La grande operazione è vicina. Entro l’anno finalmente, da ottobre, cominceranno i lavori per abbattere i 450 metri del serpente di acciaio della Tangenziale davanti alla nuova stazione Tiburtina, il gigante di rame, cotto e cristallo, la grande astronave che oltrepassa i binari dell’alta velocità progettata da Paolo Desideri. Parola degli assessori alla Cultura e ai Lavori Pubblici, Luca Bergamo e Paolo Berdini.
E così, di fronte alla facciata alta 22 metri, al posto della sopraelevata che cadrà, partirà un bel boulevard pieno di alberi. Ma non è tutto. Il progetto dello smontaggio e del futuro riassetto del quartiere, che si arriadia a raggiera intorno a piazza Bologna, durerà quindici mesi ed è complesso.
Cominciamo con il lavoro dell’abbattimento. Riguarda il viadotto dalla stazione Tiburtina all’incrocio con via Teodorico, e le sei rampe che oggi collegano l’asse stradale alla via Tiburtina, dopo il quale si riqualificherà anche l’immenso piazzale, liberandolo dalla sosta dei bus interregionali, e il tratto che va dalla stazione stessa a Ponte Lanciani.
I lavori, per i quali ora sono stati stanziati 5 milioni di euro, ma ne costeranno nove, dovrebbero andare avanti fino alla fine del 2018. L’avanzamento del cantiere avverrà a tratti, partendo dalla demolizione del primo lotto, rappresentato dalla carreggiata verso San Giovanni, all’altezza di via Teodorico. Sarà poi il turno della demolizione della carreggiata che costeggia la stazione in direzione Olimpico, sempre alla stessa altezza, per arrivare poi ai tratti davanti alla stazione stessa e al piazzale Nomentano, dove sono presenti le grandi rampe e le parti sopraelevate. Nessuna demolizione sarà effettuata con l’uso di esplosivi ma attraverso lo smontamento delle rampe. Gli operai dovranno letteralmente tagliare a fette le travi e le solette, pezzo per pezzo, con il possibile e successivo riuso del materiale. Tutti gli interventi saranno effettuati garantendo il flusso privato e pubblico e la funzionalità della stazione. Ma non è tutto. Anche piazzale Nomentano subirà un intervento di riqualificazione.

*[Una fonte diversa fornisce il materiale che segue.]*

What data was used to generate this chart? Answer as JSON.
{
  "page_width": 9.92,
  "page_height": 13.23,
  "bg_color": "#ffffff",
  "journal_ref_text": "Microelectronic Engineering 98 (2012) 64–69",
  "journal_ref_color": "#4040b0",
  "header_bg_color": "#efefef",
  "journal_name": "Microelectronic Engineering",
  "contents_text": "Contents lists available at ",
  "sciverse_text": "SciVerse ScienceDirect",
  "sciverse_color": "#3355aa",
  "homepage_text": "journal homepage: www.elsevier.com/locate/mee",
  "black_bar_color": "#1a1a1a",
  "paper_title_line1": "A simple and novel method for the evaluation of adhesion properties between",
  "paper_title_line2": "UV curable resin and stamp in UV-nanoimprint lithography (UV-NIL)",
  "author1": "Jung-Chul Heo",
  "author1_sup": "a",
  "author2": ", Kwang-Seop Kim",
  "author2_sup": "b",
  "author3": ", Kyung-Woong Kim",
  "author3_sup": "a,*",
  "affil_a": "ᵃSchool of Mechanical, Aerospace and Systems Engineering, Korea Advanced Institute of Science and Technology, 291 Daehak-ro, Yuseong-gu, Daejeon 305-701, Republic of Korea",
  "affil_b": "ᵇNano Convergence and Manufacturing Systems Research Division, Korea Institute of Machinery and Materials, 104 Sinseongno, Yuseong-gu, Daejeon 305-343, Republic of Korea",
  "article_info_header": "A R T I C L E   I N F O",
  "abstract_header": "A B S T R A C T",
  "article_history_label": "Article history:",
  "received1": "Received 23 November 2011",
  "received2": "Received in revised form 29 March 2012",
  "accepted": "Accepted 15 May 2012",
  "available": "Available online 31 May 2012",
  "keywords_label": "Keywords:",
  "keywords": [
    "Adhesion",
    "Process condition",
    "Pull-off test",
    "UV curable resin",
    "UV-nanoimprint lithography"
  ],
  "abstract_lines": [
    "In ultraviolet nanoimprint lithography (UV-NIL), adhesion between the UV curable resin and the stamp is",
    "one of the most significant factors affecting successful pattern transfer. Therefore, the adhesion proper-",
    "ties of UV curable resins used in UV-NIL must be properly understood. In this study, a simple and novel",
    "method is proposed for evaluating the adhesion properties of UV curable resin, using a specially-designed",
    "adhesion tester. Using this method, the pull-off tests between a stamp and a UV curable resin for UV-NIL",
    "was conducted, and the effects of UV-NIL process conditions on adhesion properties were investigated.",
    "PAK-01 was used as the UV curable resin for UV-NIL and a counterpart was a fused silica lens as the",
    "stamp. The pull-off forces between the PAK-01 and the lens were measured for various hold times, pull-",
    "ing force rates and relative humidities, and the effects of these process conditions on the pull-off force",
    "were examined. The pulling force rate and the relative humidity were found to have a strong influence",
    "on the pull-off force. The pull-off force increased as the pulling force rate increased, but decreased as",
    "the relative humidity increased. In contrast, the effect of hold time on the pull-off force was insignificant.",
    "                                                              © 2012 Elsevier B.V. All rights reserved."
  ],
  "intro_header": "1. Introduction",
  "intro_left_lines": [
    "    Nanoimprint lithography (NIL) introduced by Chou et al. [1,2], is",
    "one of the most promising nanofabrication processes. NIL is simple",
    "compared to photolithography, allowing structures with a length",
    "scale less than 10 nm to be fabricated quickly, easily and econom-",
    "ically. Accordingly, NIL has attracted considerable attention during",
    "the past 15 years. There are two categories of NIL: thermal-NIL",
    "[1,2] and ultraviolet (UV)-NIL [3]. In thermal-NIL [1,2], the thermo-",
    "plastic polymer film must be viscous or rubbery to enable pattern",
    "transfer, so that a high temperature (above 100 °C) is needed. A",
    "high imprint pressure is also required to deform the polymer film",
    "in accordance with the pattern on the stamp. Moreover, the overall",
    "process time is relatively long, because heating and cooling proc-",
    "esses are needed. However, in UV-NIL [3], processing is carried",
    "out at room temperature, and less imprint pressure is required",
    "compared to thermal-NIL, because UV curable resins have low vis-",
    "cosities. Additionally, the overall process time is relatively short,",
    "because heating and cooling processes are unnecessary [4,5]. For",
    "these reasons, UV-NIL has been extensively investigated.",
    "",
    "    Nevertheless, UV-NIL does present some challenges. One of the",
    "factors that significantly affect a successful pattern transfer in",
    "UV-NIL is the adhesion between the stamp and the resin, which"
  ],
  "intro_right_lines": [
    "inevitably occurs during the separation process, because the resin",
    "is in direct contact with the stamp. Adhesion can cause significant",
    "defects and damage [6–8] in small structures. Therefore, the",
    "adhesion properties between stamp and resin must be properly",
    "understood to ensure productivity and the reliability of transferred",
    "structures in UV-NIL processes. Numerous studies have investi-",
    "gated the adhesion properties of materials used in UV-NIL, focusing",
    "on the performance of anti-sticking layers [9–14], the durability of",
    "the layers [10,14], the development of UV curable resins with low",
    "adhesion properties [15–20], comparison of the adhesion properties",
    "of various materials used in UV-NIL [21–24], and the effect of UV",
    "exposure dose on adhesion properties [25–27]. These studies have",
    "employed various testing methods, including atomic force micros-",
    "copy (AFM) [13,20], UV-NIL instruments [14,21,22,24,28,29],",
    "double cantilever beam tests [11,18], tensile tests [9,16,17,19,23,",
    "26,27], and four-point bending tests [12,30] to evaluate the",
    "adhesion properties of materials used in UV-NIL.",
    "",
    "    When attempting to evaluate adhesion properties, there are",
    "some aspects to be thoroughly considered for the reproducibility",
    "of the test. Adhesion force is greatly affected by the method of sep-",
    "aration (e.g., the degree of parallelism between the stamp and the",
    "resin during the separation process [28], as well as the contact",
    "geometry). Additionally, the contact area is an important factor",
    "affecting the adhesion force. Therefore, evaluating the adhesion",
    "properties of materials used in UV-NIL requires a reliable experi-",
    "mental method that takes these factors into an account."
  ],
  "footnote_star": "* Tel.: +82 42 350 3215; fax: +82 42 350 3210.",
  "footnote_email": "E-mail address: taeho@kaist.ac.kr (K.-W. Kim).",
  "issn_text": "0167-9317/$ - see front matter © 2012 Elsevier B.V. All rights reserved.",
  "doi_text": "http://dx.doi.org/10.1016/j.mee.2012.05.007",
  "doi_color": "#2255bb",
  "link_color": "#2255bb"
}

E il resto del “serpentone” tra la stazione e Batteria Nomentana? Dovrebbe essere destinato alla viabilità di quartiere, con due corsie, tre rotatorie, parcheggi a raso. Ma ai tempi della giunta Marino fu presentato con grande battage “Agricoltura urbana in Tangenziale – Coltiviamo la città”, il progetto di una lunga lingua verde simile alla ‘high line’ di New York nel Meatpack district di Manhattan, ispirata ai jardins partages di Parigi e ai community gardens di Londra.
Il piano, elaborato dall’architetto canadese Nathalie Grenon, studio Sartogo associati, e sostenuto da Campagna Amica della Coldiretti, prevedeva una striscia ‘green’ lunga 1.700 metri e larga 20, per un totale di 40 mila metri quadri per rimpiazzare la lingua d’asfalto, ormai al servizio del solo traffico locale, con orti urbani, campi di calcetto, tennis e bocce, uno skate park, un vigneto, un meleto sulla rampa di ponte Lanciani, un ‘giardino dei nonni e dei nipoti’, un centro conferenze e didattica e persino un mercato rionale a km 0 con copertura realizzata in fotovoltaico e in vendita i prodotti realizzati sul posto, oltre ad aiuole e parchi a volontà.
Il tutto totalmente autosufficiente, grazie alla raccolta delle acque reflue, alle vasche di fitodepurazione e ai pannelli solari, e completo di pista ciclabile e stazioni di bike sharing. Ora potrebbe riguardare solo la parte di Tangenziale che non sarà abbattuta. Ma sul “sogno verde” dovrà decidere la giunta 5 Stelle.